= Elisabeth Sunday =

American photographer (born 1958)

Elisabeth Sunday (born 1958) is an American photographer known for her black and white portraits of people in Africa and Asia. Her subjects have included Akan fishermen in Ghana, Koro men in the Omo Valley of Ethiopia, and nomadic women in Algeria, Mauritania, Mali and Niger, as well as people in Kenya and Zaire.

In 1999-2000, the Berkeley Art Museum organized a solo exhibition of her work called Mystics and Healers: Holy People and Their Messages. In 2017, her works from the Anima and Tuareg series were exhibited at the Museum of the African Diaspora in San Francisco.
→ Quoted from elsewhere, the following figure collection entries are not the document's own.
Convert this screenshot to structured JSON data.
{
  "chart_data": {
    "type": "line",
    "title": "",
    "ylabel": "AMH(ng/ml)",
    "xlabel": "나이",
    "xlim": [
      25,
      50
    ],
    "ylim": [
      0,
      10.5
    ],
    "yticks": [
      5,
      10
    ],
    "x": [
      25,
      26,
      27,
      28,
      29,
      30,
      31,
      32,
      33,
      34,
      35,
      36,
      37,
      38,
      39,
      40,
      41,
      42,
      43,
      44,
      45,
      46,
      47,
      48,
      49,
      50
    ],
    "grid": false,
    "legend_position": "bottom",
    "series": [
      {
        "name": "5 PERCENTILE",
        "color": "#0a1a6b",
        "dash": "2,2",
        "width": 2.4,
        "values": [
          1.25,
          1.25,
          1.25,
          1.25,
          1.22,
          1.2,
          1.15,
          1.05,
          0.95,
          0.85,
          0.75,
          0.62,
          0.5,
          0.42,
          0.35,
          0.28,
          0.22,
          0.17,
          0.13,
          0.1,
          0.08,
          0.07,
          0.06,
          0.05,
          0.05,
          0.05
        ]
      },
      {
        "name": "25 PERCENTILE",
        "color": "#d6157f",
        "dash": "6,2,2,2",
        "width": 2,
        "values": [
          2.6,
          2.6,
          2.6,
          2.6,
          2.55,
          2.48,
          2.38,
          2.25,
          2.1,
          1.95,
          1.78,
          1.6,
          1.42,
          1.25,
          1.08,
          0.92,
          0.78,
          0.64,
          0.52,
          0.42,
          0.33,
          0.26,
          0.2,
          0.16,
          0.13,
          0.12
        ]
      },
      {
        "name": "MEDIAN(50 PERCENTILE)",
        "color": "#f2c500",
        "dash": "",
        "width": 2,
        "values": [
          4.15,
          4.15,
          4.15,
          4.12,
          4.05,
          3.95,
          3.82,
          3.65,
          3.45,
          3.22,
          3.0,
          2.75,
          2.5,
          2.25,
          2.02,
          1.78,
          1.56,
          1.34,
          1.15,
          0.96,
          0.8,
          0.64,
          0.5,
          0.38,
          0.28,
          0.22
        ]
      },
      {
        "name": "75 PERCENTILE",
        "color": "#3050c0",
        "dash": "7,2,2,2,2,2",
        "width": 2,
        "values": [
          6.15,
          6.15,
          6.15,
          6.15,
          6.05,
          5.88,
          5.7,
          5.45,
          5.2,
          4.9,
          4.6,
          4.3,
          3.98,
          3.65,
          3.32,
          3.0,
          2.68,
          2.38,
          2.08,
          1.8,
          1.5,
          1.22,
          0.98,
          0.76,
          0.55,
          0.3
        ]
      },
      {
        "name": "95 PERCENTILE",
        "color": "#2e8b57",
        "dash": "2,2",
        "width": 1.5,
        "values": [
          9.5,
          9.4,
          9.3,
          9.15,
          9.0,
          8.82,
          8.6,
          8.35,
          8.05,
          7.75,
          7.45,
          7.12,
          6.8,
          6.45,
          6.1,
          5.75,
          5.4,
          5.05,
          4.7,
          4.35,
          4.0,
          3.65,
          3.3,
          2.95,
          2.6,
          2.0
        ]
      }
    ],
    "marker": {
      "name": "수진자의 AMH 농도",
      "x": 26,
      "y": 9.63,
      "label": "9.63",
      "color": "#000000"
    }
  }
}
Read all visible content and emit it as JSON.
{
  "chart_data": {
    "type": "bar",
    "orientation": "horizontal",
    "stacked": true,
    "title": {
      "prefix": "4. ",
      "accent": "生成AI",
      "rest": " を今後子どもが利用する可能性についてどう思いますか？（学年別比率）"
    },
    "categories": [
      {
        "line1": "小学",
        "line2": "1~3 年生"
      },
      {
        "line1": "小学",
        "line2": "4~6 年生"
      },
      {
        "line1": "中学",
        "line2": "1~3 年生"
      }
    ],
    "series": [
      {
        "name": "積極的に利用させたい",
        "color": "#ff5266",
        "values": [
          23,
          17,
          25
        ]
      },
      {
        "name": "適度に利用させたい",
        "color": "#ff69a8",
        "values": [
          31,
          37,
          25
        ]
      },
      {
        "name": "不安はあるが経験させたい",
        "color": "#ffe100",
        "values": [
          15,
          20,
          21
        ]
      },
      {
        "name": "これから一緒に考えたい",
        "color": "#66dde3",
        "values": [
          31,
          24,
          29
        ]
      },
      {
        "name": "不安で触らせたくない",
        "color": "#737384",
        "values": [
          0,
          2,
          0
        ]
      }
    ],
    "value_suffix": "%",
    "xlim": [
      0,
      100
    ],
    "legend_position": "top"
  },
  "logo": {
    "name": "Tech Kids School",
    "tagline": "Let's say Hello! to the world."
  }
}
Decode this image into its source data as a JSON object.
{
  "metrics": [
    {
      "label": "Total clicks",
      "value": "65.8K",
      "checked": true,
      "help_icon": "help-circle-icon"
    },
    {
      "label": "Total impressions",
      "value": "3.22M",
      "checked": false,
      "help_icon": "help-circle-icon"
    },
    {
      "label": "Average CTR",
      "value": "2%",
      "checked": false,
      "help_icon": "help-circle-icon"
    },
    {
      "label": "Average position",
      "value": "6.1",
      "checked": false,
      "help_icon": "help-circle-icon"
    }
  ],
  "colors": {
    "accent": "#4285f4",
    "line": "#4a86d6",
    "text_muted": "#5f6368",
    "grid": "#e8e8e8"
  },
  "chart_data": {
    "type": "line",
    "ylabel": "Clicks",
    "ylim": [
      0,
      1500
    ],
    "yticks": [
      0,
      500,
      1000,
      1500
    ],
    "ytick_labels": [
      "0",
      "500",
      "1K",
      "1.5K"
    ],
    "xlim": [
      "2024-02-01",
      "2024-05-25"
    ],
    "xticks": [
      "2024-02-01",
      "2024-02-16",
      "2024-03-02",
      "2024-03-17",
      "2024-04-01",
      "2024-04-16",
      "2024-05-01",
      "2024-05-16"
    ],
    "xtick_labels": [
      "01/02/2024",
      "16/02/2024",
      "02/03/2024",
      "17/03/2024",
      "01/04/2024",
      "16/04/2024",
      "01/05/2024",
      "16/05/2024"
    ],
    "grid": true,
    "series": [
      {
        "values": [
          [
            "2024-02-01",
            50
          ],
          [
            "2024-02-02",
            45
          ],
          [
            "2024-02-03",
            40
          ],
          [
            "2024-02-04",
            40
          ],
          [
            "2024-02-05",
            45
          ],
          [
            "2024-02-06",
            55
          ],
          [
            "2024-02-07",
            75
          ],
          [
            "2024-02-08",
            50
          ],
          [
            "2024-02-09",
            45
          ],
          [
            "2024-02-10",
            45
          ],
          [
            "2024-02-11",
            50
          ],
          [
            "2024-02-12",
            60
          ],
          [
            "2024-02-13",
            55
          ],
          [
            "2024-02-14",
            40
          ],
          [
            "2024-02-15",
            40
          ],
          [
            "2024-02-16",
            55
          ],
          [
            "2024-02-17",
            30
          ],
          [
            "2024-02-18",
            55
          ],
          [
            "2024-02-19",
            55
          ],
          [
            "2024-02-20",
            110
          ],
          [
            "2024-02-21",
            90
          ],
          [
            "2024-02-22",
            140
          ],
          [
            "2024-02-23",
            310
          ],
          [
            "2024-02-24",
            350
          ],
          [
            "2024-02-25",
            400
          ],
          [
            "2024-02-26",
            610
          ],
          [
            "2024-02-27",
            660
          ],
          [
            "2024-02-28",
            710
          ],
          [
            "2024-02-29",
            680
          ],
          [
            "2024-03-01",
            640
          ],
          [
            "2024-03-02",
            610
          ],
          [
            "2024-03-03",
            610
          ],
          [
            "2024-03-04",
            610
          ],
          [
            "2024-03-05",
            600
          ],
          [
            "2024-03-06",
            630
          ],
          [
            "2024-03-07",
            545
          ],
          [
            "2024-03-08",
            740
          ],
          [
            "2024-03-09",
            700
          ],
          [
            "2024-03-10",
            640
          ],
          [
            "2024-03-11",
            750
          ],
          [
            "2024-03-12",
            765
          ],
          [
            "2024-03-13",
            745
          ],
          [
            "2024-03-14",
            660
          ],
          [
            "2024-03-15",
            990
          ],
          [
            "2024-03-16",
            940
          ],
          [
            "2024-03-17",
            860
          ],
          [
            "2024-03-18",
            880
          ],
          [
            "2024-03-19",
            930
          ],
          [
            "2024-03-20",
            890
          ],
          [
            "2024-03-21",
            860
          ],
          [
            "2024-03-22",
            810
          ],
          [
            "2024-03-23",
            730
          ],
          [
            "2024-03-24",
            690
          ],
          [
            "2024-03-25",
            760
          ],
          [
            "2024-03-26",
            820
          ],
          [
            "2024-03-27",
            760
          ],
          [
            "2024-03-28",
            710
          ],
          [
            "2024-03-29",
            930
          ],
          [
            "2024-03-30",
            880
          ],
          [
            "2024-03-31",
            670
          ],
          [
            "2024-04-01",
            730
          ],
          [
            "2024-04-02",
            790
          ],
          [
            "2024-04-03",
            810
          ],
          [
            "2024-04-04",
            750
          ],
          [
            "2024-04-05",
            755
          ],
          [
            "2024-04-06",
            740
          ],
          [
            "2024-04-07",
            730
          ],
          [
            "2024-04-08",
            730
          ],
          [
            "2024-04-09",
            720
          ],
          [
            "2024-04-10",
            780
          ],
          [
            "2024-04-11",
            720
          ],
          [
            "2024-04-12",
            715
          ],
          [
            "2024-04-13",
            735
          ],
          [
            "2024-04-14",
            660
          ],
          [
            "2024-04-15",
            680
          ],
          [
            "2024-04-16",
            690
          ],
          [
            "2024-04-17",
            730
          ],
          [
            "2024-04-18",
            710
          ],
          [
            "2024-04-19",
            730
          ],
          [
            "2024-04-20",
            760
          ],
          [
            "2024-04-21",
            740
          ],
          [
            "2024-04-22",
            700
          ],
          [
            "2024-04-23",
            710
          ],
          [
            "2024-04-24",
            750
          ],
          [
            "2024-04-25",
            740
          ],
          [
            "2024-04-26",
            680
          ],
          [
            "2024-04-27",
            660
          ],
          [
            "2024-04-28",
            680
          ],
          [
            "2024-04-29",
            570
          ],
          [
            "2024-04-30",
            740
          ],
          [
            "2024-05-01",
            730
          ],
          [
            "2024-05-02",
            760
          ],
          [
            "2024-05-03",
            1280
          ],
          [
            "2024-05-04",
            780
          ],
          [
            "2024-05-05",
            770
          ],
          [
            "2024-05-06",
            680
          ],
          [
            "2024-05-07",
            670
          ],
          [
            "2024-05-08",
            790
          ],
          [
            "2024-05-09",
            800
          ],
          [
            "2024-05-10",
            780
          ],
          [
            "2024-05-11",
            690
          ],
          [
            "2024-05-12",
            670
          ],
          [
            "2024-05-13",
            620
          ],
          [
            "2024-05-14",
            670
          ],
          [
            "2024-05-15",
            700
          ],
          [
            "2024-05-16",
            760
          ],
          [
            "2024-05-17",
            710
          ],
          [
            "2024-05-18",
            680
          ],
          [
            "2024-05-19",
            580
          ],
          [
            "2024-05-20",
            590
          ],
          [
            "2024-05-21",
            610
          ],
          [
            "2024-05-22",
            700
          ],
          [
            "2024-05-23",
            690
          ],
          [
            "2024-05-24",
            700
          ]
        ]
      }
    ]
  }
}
Her work has been included in many group exhibitions, including Constructed Images: New Photography, (1989) curated by Deborah Willis for the Studio Museum in Harlem.

Her work is many museums collections, including: Berkeley Art Museum; Iris & B. Gerald Cantor Center for Visual Arts at Stanford University; Los Angeles County Museum of Art; Museum of Fine Arts, Houston; Le Bibliothèque Nationale de Paris; The Schomburg Center for Research in Black Culture, New York; Oakland Museum of California; Cleveland Museum of Art; Chrysler Museum of Art, Norfolk, VA; and the California African American Museum.

Her work has also been collected by many prominent figures, including Alice Walker, Gloria Steinem, Bonnie Raitt, Bill Cosby and Quincy Jones.

Her daughter (with former Black Panther Johnny Spain, one of the San Quentin Six) is poet Sahara Sunday Spain.